Pour into a sealed hollow shell and allow the foam to expand and cure. The pressure can distort flexible molds, so rigid outer shells (fiberglass or rigid resin) are preferred for foam fills.

Colorants and Tints

Casting resin in color avoids the need to paint through the entire thickness — if the piece chips or scratches, the color shows through rather than white resin underneath.

SO-Strong (Smooth-On) — Universal colorants that mix into urethane resin. A small amount goes a long way — 1–2% by weight is typical. Available in a full color range including transparent colors for semi-translucent castings.

Alumilite Dyes — Similar concentrated tints, compatible with most urethane systems.

Metal powders — Bronze, aluminum, iron, copper powders mixed into resin create cold-cast metal pieces. Mix at 80–90% powder by weight, cast normally. After demolding, sand the surface to expose the metal particles — the piece looks and polishes like metal. Used extensively for B9 robot components that need a metallic finish.

Cold Cast Bronze Example

For the B9 robot’s aluminum-look components:

  1. Mix fine aluminum powder into Smooth-Cast 300 at high ratio (80% powder by weight)
  2. Cast normally
  3. After demolding, sand with 220-grit to expose the aluminum surface
  4. Polish with Brasso or steel wool
  5. The result looks like machined aluminum

This technique replaces spray chrome paint (which looks fake at close inspection) with actual metal particles in the resin surface.

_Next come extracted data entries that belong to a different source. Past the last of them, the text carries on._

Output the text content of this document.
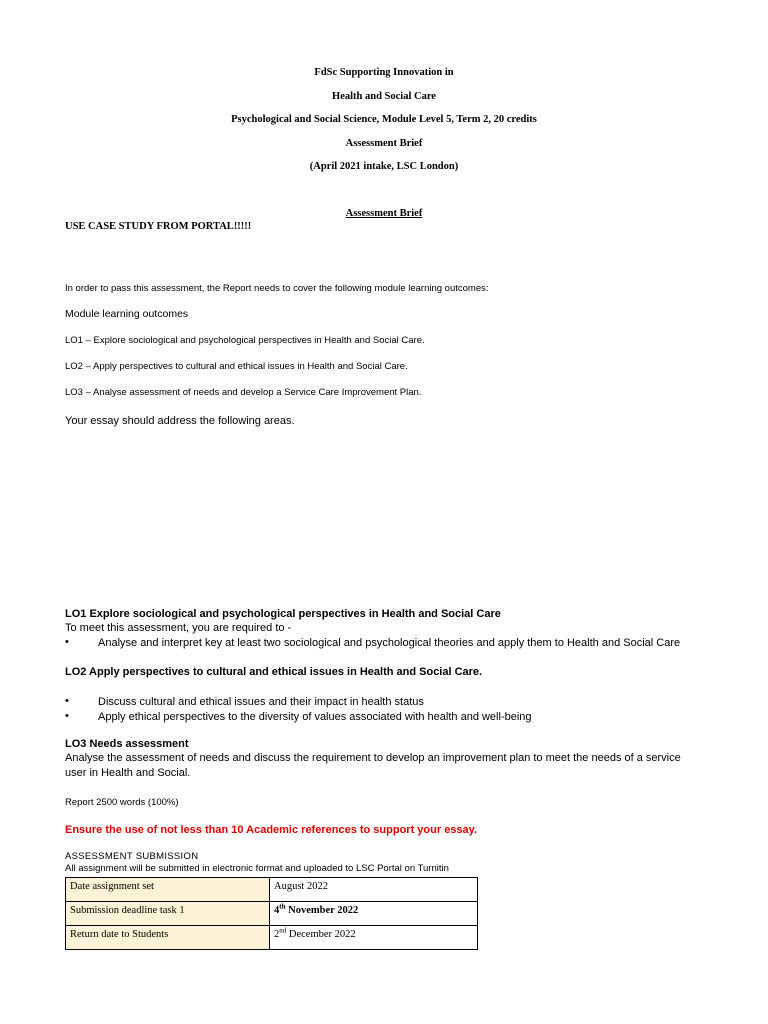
FdSc Supporting Innovation in
Health and Social Care
Psychological and Social Science, Module Level 5, Term 2, 20 credits
Assessment Brief
(April 2021 intake, LSC London)
Assessment Brief
USE CASE STUDY FROM PORTAL!!!!!
In order to pass this assessment, the Report needs to cover the following module learning outcomes:
Module learning outcomes
LO1 – Explore sociological and psychological perspectives in Health and Social Care.
LO2 – Apply perspectives to cultural and ethical issues in Health and Social Care.
LO3 – Analyse assessment of needs and develop a Service Care Improvement Plan.
Your essay should address the following areas.
LO1 Explore sociological and psychological perspectives in Health and Social Care
To meet this assessment, you are required to -
•	Analyse and interpret key at least two sociological and psychological theories and apply them to Health and Social Care
LO2 Apply perspectives to cultural and ethical issues in Health and Social Care.
•	Discuss cultural and ethical issues and their impact in health status
•	Apply ethical perspectives to the diversity of values associated with health and well-being
LO3 Needs assessment
Analyse the assessment of needs and discuss the requirement to develop an improvement plan to meet the needs of a service
user in Health and Social.
Report 2500 words (100%)
Ensure the use of not less than 10 Academic references to support your essay.
ASSESSMENT SUBMISSION
All assignment will be submitted in electronic format and uploaded to LSC Portal on Turnitin
Date assignment set	August 2022
Submission deadline task 1	4th November 2022
Return date to Students	2nd December 2022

Silicone Mold Life and Maintenance

A good silicone mold lasts 50–200 pulls before degrading, depending on the resin type, mold geometry, and how much force is used in demolding. To extend mold life:

  • Apply mold release before every pour (or every 3–4 pours minimum)
  • Demold gently — flex rather than peel
  • Store molds flat or in a position that doesn’t permanently deform them
  • Keep molds away from heat

When a mold starts to tear at the pour gate or vent holes, those areas can be repaired with fresh silicone (brush-on platinum silicone, cured overnight). This extends mold life significantly.

Production Casting: Running a Series

When casting 10 or more copies of the same piece, efficiency matters:

  • Pre-measure cups of Part A and Part B before the session starts
  • Have everything staged: molds cleaned and released, cups ready, timer set
  • Work in 3–5 pour batches — pour multiple molds from one mix batch where pot life allows
  • Build a casting rotation: while the first pour cures, prep the next mold

Consistent room temperature (68–75°F) matters for consistent results. Cold rooms slow cure and can cause problems with thin sections. Hot weather shortens pot life — work early in the day in summer.

For a large-scale project like the B9 robot construction, a full casting session produces all the components needed for a single robot section. Having a systematic approach prevents wasted resin and ensures all pieces come from the same production run with consistent color and finish.